I have trained a neural network model which would generate the input data’s embeddings. Training is done easily.
Now, I wanted to generate the embeddings of the training dataset from the model. Currently, how I’ve implemented is that there is a dataloader
for training dataset which is passed to the model
to generate the embeddings. Once, model
generates the embeddings, it is stored in a numpy array.
model.eval()
FX = np.zeros((1,300)) # embedding size is 300
print('\nGenerating Embeddings..')
with torch.no_grad():
for bi, data in tqdm(enumerate(dataloader), total=len(dataloader)):
ids = data["ids"]
mask = data["mask"]
token_type_ids = data["token_type_ids"]
target = data["targets"] # This is 1-hot label row
target = target.squeeze(1)
ids = ids.to(config.device, dtype=torch.long)

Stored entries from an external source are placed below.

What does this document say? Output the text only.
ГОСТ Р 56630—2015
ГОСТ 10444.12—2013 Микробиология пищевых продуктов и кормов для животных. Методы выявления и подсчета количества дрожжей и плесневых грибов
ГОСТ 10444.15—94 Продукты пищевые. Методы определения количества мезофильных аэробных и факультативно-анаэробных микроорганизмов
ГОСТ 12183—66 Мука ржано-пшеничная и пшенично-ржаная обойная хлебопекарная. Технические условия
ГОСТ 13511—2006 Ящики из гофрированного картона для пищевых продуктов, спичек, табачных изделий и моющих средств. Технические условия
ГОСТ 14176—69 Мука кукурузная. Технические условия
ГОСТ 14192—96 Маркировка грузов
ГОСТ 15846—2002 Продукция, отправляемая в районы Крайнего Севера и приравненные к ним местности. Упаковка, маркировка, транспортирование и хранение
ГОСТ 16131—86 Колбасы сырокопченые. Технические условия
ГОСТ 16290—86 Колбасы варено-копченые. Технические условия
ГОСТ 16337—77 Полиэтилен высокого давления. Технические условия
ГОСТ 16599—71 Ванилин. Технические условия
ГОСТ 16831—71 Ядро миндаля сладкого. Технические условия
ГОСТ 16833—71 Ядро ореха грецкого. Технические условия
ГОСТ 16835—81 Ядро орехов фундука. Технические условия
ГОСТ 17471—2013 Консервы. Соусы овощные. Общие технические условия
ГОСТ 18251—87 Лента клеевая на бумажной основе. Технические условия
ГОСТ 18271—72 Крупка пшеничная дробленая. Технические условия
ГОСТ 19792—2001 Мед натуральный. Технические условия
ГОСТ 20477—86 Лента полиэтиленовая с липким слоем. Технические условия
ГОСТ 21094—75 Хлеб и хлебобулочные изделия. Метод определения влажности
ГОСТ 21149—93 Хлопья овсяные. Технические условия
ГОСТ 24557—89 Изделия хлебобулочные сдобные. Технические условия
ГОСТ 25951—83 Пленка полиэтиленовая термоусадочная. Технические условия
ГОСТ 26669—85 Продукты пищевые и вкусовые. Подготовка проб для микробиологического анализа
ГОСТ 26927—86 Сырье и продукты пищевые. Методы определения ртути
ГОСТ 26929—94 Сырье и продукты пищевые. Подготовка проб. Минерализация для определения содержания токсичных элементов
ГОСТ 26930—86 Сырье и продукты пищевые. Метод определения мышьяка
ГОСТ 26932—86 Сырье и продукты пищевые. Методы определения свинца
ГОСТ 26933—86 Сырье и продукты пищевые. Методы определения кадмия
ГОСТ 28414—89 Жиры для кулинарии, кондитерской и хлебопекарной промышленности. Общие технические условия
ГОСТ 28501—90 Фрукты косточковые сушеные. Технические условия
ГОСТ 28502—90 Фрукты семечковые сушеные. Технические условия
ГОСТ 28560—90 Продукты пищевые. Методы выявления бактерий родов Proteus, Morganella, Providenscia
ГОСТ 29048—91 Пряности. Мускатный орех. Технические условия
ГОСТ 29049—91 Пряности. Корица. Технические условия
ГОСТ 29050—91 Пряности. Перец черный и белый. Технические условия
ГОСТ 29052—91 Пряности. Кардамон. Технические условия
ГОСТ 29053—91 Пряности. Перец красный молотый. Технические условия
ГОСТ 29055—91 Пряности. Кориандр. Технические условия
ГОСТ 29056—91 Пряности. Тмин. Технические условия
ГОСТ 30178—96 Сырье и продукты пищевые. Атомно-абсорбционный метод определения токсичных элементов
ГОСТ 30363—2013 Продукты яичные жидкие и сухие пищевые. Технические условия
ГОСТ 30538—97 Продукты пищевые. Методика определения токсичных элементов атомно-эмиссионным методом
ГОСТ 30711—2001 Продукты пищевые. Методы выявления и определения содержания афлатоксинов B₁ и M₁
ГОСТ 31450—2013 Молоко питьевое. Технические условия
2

mask = mask.to(config.device, dtype=torch.long)
token_type_ids = token_type_ids.to(config.device, dtype=torch.long)
output = model(ids, mask, token_type_ids)
FX = np.append(FX, output.detach().cpu().numpy(), 0)
Problem I’m facing is as epoch moves ahead, it gets slower solely due to storing the model output
in FX
. I’m also detaching the model output from the computation graph and then converting it into numpy array but still GPU memory keeps rising and epoch gets slower after batch by batch.
I have tried commenting out FX = np.append(FX, output.detach().cpu().numpy(), 0)
and I found epoch doesn’t get slowed down. It worked perfectly.
How can I store the embeddings from the model such that the epoch doesn’t get slower?